A woman artist’s archive is never just her own. Every letter, sketch or diary entry she leaves behind speaks to the struggles, triumphs and silences of countless women who came before her. To preserve one artist’s traces is to honour the many others whose voices were silenced, scattered, or forgotten.
While in art school, I came across a groundbreaking essay by American art historian Linda Nochlin: Why Have There Been No Great Women Artists?. Nochlin argued that women were not absent from art because they lacked talent. They were absent because the systems around them — academies, institutions, publishers, even families — excluded them. Her words revealed that what we call “art history” is not neutral but shaped by power, access, and bias.
That bias is visible in books still considered foundational today. E. H. Gombrich’s The Story of Art, first published in 1950, remains one of the most widely read introductions to art history. Yet its English and French editions include no women artists at all, while the later German edition mentions just one. Books like these are not formal archives, but they function as such: they define what is remembered, who is celebrated, and who is forgotten. And when women are left out of these narratives, their contributions become harder to trace, harder to value, and easier to forget.
Working with the archive of Dutch ceramicist Babs Haenen has shown me what it means to challenge that assumed silence. At first glance, her archive looks ordinary: exhibition catalogues, studio notes, glaze experiments, photographs. Yet as we build the database, its survival feels extraordinary. For many women artists, such records were never kept, nor recognized. Every file in Babs Haenen’s archive tells more than her personal story; it reflects the precariousness of women’s visibility in art as a whole.

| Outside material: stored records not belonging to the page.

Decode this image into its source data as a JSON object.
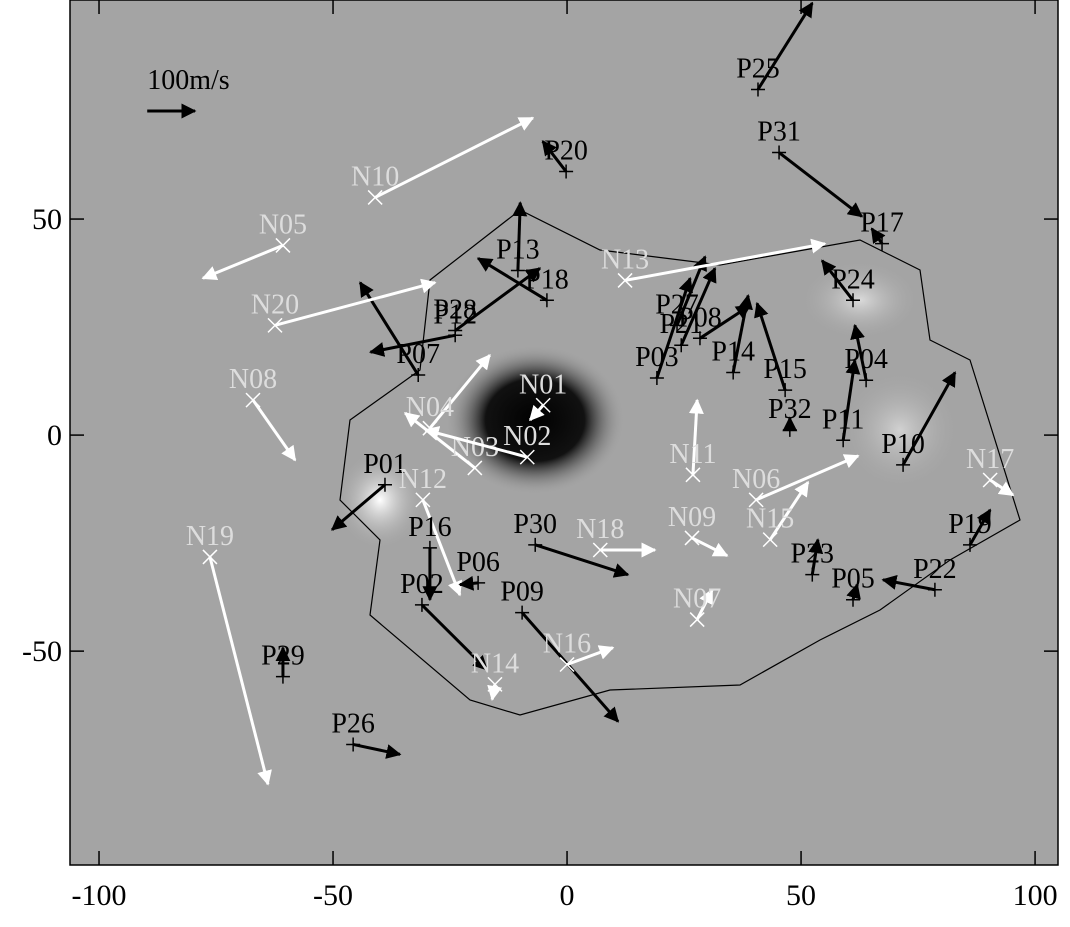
{
  "chart_data": {
    "type": "quiver",
    "xlim": [
      -106.2,
      104.9
    ],
    "ylim": [
      -99.5,
      100.7
    ],
    "xticks": [
      -100,
      -50,
      0,
      50,
      100
    ],
    "yticks": [
      -50,
      0,
      50
    ],
    "reference": {
      "label": "100m/s",
      "x": -89.7,
      "x_end": -79.5,
      "y": 75,
      "color": "#000000"
    },
    "features": [
      {
        "label": "P25",
        "x": 40.8,
        "y": 80,
        "x_end": 52.4,
        "y_end": 100,
        "color": "#000000",
        "marker": "+"
      },
      {
        "label": "P31",
        "x": 45.3,
        "y": 65.4,
        "x_end": 63,
        "y_end": 50.6,
        "color": "#000000",
        "marker": "+"
      },
      {
        "label": "P20",
        "x": -0.2,
        "y": 61,
        "x_end": -5.2,
        "y_end": 68,
        "color": "#000000",
        "marker": "+"
      },
      {
        "label": "P17",
        "x": 67.3,
        "y": 44.3,
        "x_end": 65.1,
        "y_end": 47.8,
        "color": "#000000",
        "marker": "+"
      },
      {
        "label": "P24",
        "x": 61.1,
        "y": 31.2,
        "x_end": 54.5,
        "y_end": 40.4,
        "color": "#000000",
        "marker": "+"
      },
      {
        "label": "P04",
        "x": 63.9,
        "y": 12.7,
        "x_end": 61.5,
        "y_end": 25.4,
        "color": "#000000",
        "marker": "+"
      },
      {
        "label": "P11",
        "x": 59,
        "y": -1.2,
        "x_end": 61.5,
        "y_end": 17.3,
        "color": "#000000",
        "marker": "+"
      },
      {
        "label": "P10",
        "x": 71.8,
        "y": -6.9,
        "x_end": 82.9,
        "y_end": 14.5,
        "color": "#000000",
        "marker": "+"
      },
      {
        "label": "P32",
        "x": 47.6,
        "y": 1.2,
        "x_end": 47.6,
        "y_end": 4,
        "color": "#000000",
        "marker": "+"
      },
      {
        "label": "P15",
        "x": 46.6,
        "y": 10.4,
        "x_end": 40.6,
        "y_end": 30.5,
        "color": "#000000",
        "marker": "+"
      },
      {
        "label": "P14",
        "x": 35.5,
        "y": 14.5,
        "x_end": 38.7,
        "y_end": 32.3,
        "color": "#000000",
        "marker": "+"
      },
      {
        "label": "P08",
        "x": 28.4,
        "y": 22.4,
        "x_end": 39.1,
        "y_end": 30,
        "color": "#000000",
        "marker": "+"
      },
      {
        "label": "P27",
        "x": 23.5,
        "y": 25.4,
        "x_end": 29.5,
        "y_end": 41.3,
        "color": "#000000",
        "marker": "+"
      },
      {
        "label": "P21",
        "x": 24.4,
        "y": 20.8,
        "x_end": 31.6,
        "y_end": 38.6,
        "color": "#000000",
        "marker": "+"
      },
      {
        "label": "P03",
        "x": 19.2,
        "y": 13.2,
        "x_end": 26.3,
        "y_end": 36.3,
        "color": "#000000",
        "marker": "+"
      },
      {
        "label": "N13",
        "x": 12.4,
        "y": 35.8,
        "x_end": 55.1,
        "y_end": 44.3,
        "color": "#ffffff",
        "marker": "x"
      },
      {
        "label": "P18",
        "x": -4.3,
        "y": 31.2,
        "x_end": -19,
        "y_end": 40.9,
        "color": "#000000",
        "marker": "+"
      },
      {
        "label": "P13",
        "x": -10.5,
        "y": 38.1,
        "x_end": -10,
        "y_end": 53.8,
        "color": "#000000",
        "marker": "+"
      },
      {
        "label": "P28",
        "x": -23.9,
        "y": 24.2,
        "x_end": -5.8,
        "y_end": 38.6,
        "color": "#000000",
        "marker": "+"
      },
      {
        "label": "P12",
        "x": -23.9,
        "y": 23.1,
        "x_end": -42,
        "y_end": 19.2,
        "color": "#000000",
        "marker": "+"
      },
      {
        "label": "P07",
        "x": -31.8,
        "y": 13.9,
        "x_end": -44.2,
        "y_end": 35.3,
        "color": "#000000",
        "marker": "+"
      },
      {
        "label": "N20",
        "x": -62.4,
        "y": 25.4,
        "x_end": -28.2,
        "y_end": 35.3,
        "color": "#ffffff",
        "marker": "x"
      },
      {
        "label": "N05",
        "x": -60.7,
        "y": 43.9,
        "x_end": -77.8,
        "y_end": 36.3,
        "color": "#ffffff",
        "marker": "x"
      },
      {
        "label": "N10",
        "x": -41,
        "y": 55,
        "x_end": -7.3,
        "y_end": 73.4,
        "color": "#ffffff",
        "marker": "x"
      },
      {
        "label": "N08",
        "x": -67.1,
        "y": 8.1,
        "x_end": -58.1,
        "y_end": -5.8,
        "color": "#ffffff",
        "marker": "x"
      },
      {
        "label": "N04",
        "x": -29.3,
        "y": 1.6,
        "x_end": -16.5,
        "y_end": 18.5,
        "color": "#ffffff",
        "marker": "x"
      },
      {
        "label": "N03",
        "x": -19.7,
        "y": -7.6,
        "x_end": -34.6,
        "y_end": 5.1,
        "color": "#ffffff",
        "marker": "x"
      },
      {
        "label": "N02",
        "x": -8.5,
        "y": -5.1,
        "x_end": -30.3,
        "y_end": 1.2,
        "color": "#ffffff",
        "marker": "x"
      },
      {
        "label": "N01",
        "x": -5.1,
        "y": 6.9,
        "x_end": -7.9,
        "y_end": 3.5,
        "color": "#ffffff",
        "marker": "x"
      },
      {
        "label": "P01",
        "x": -38.9,
        "y": -11.5,
        "x_end": -50.2,
        "y_end": -21.9,
        "color": "#000000",
        "marker": "+"
      },
      {
        "label": "N12",
        "x": -30.8,
        "y": -15,
        "x_end": -22.9,
        "y_end": -37,
        "color": "#ffffff",
        "marker": "x"
      },
      {
        "label": "P16",
        "x": -29.3,
        "y": -26.1,
        "x_end": -29.3,
        "y_end": -38.1,
        "color": "#000000",
        "marker": "+"
      },
      {
        "label": "P06",
        "x": -19,
        "y": -34.2,
        "x_end": -22.9,
        "y_end": -34.6,
        "color": "#000000",
        "marker": "+"
      },
      {
        "label": "P02",
        "x": -31,
        "y": -39.3,
        "x_end": -17.1,
        "y_end": -54.3,
        "color": "#000000",
        "marker": "+"
      },
      {
        "label": "P09",
        "x": -9.6,
        "y": -41.1,
        "x_end": 10.9,
        "y_end": -66.3,
        "color": "#000000",
        "marker": "+"
      },
      {
        "label": "P30",
        "x": -6.8,
        "y": -25.4,
        "x_end": 13,
        "y_end": -32.3,
        "color": "#000000",
        "marker": "+"
      },
      {
        "label": "N18",
        "x": 7.1,
        "y": -26.6,
        "x_end": 18.8,
        "y_end": -26.6,
        "color": "#ffffff",
        "marker": "x"
      },
      {
        "label": "N11",
        "x": 26.9,
        "y": -9.2,
        "x_end": 27.8,
        "y_end": 8.1,
        "color": "#ffffff",
        "marker": "x"
      },
      {
        "label": "N09",
        "x": 26.7,
        "y": -23.8,
        "x_end": 34.2,
        "y_end": -27.9,
        "color": "#ffffff",
        "marker": "x"
      },
      {
        "label": "N06",
        "x": 40.4,
        "y": -15,
        "x_end": 62.2,
        "y_end": -4.8,
        "color": "#ffffff",
        "marker": "x"
      },
      {
        "label": "N15",
        "x": 43.4,
        "y": -24.2,
        "x_end": 51.5,
        "y_end": -10.9,
        "color": "#ffffff",
        "marker": "x"
      },
      {
        "label": "N07",
        "x": 27.8,
        "y": -42.7,
        "x_end": 31,
        "y_end": -35.8,
        "color": "#ffffff",
        "marker": "x"
      },
      {
        "label": "P23",
        "x": 52.4,
        "y": -32.3,
        "x_end": 53.6,
        "y_end": -24.2,
        "color": "#000000",
        "marker": "+"
      },
      {
        "label": "P05",
        "x": 61.1,
        "y": -38.1,
        "x_end": 62,
        "y_end": -34.6,
        "color": "#000000",
        "marker": "+"
      },
      {
        "label": "P22",
        "x": 78.6,
        "y": -35.8,
        "x_end": 67.5,
        "y_end": -33.5,
        "color": "#000000",
        "marker": "+"
      },
      {
        "label": "P19",
        "x": 86.1,
        "y": -25.4,
        "x_end": 90.4,
        "y_end": -17.3,
        "color": "#000000",
        "marker": "+"
      },
      {
        "label": "N17",
        "x": 90.4,
        "y": -10.4,
        "x_end": 95.3,
        "y_end": -13.9,
        "color": "#ffffff",
        "marker": "x"
      },
      {
        "label": "N19",
        "x": -76.3,
        "y": -28.2,
        "x_end": -63.9,
        "y_end": -80.8,
        "color": "#ffffff",
        "marker": "x"
      },
      {
        "label": "N14",
        "x": -15.4,
        "y": -57.7,
        "x_end": -16,
        "y_end": -61.2,
        "color": "#ffffff",
        "marker": "x"
      },
      {
        "label": "N16",
        "x": 0,
        "y": -53.1,
        "x_end": 9.8,
        "y_end": -49.2,
        "color": "#ffffff",
        "marker": "x"
      },
      {
        "label": "P29",
        "x": -60.7,
        "y": -55.9,
        "x_end": -60.7,
        "y_end": -49.2,
        "color": "#000000",
        "marker": "+"
      },
      {
        "label": "P26",
        "x": -45.7,
        "y": -71.6,
        "x_end": -35.7,
        "y_end": -73.9,
        "color": "#000000",
        "marker": "+"
      }
    ]
  }
}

A powerful example of how women should be portrayed in the art world can be found in AWARE (Archives of Women Artists, Research and Exhibitions), a nonprofit based in Paris. Through their database, research, and exhibitions, they reveal how women artists’ presence and absence in history are deeply connected. Their work shows that one woman’s archive is never just her own, but part of a broader effort to bring women’s stories back into art history and our shared cultural memory.
History is full of such erasures. Artemisia Gentileschi’s David and Goliath (c. 1600s) was long attributed to a male artist, until conservation work in 2020 revealed her hidden signature along the blade of David’s sword. For almost 400 years, her authorship was literally covered over, a striking metaphor for how women’s contributions were obscured or erased from view. Artemisia’s act of signing in “common view” can be read as a deliberate strategy, almost an early act of archiving to secure her place in history.

The same is true in ceramics, long dismissed as “craft” associated with domesticity. Women’s work with clay was rarely recognized as art, let alone preserved in archives. And yet, through Babs Haenen’s dynamic forms and fearless use of colour, we see how ceramics can embody innovation, movement and artistic vision equal to any medium. Preserving her archive, then, is not just about one career; it is about reclaiming the legacy of an entire field and honouring the women who came before her. Ultimately, her digital archive will reflect the echoes of all the women whose stories were lost: the artists dismissed as craftswomen, the names erased from catalogues, the voices silenced by institutions or cultural norms.

Archiving women’s art is not just preservation. It is about recognition and a promise to the future: that we will not let women artists be overlooked ever again.


Marilia Fara
Your reflection makes clear how an archive can never be neutral. The absence of women in canonical texts like Gombrich’s shows how omission itself becomes a kind of archive, one that preserves silence rather than memory. The work you describe with Babs Haenen’s materials feels like a powerful counterpoint — demonstrating how even “ordinary” records gain weight when set against a history of exclusion. To preserve them is to insist that women’s contributions to art are not peripheral, but integral, and must be continually written back into history!